From The Streets Of London, Malcolm Aitken
National Health Service doctors have started recommending vibrators to sexually dissatisfied British women.
Women with problems including major genital damage caused by surgery and birth defects or reduced desire for their
partners are being referred to shops sensitive to their needs, the Guardian reported last week. British medical
professionals have long debated the merits of vibrators for enhancing sexual satisfaction.
'[For women who] suffer from sexual dysfunction, sex shops and their accoutrements could be a vital part of their
therapy,' says Dr David Goldmeier, lead clinician in sexual function at London's St Mary's hospital.

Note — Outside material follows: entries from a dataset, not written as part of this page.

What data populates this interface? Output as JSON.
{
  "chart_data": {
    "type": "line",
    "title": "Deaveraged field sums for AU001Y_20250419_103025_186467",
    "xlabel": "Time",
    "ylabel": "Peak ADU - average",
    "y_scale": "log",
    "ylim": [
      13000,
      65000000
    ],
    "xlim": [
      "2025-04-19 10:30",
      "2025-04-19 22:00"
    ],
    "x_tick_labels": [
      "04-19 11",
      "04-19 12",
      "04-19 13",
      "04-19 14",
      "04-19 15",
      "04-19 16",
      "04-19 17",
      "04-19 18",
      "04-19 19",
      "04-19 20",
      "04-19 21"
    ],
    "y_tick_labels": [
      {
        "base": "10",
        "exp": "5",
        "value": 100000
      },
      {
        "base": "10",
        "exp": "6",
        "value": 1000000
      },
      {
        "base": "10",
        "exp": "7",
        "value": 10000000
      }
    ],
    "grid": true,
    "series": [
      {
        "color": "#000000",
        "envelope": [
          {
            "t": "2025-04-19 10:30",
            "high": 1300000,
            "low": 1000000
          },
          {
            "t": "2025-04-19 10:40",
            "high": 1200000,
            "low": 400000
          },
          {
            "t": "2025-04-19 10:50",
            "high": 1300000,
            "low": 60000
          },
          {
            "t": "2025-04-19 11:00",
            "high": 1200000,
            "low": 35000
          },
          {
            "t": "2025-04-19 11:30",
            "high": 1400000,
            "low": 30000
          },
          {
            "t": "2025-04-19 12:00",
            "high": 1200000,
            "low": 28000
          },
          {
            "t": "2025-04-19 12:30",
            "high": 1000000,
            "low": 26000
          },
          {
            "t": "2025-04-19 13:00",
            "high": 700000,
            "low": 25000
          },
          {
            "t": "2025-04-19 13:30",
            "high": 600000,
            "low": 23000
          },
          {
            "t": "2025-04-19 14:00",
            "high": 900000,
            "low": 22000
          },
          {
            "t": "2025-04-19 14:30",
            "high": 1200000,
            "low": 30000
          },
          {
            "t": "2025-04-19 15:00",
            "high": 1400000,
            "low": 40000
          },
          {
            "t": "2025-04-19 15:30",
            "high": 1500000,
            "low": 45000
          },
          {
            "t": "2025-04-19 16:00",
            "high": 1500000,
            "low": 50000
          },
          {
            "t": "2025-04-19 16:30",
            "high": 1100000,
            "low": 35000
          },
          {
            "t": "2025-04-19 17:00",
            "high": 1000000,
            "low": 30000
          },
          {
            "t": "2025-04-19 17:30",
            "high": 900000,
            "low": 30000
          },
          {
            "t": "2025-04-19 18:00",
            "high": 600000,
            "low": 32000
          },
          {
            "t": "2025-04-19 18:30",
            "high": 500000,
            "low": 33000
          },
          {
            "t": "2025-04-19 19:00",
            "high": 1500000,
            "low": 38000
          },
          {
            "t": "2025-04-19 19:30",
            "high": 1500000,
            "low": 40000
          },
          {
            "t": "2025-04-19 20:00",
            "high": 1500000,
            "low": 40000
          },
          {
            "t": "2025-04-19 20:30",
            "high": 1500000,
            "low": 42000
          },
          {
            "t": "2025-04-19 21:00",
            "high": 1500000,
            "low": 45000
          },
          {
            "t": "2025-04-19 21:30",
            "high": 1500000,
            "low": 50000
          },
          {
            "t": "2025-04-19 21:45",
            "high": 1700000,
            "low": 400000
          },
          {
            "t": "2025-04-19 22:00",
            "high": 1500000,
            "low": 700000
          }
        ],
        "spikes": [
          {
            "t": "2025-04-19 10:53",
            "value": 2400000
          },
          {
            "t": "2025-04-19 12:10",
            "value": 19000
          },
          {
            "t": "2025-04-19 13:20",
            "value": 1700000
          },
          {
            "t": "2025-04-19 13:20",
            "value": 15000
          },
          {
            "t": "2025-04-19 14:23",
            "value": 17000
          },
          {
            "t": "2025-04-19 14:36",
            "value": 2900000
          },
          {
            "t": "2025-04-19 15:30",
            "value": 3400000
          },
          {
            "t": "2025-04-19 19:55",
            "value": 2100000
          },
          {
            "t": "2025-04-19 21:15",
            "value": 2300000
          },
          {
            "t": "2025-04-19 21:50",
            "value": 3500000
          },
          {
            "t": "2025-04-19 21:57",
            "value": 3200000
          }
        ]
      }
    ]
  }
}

Goldmeier-an eminent consultant-last year initiated a meeting with Sh!, a women's erotic emporium in the east end,
after visiting its website. 'We have a symbiotic relationship’, he says. 'Sh![pronounced Shush] is a nice boutique that
carries our leaflets and, in turn, we recommend women to them when it's appropriate.’
Sh!’s been approached by NHS trusts across Britain since Dr Goldmeier contacted it.
Recent studies suggest 40 percent of women experience some sexual dysfunction and only a quarter achieve orgasm through
penile penetration and thrusting: 75 percent require further stimulation, according to the European Sexual Dysfunction
Alliance. Although many women enjoy sex and feel emotionally close to their partner without orgasm, an estimated 12
percent never reach climax.
A third of British women own a vibrator according to European lingerie and sex toys retailer, Ann Summers.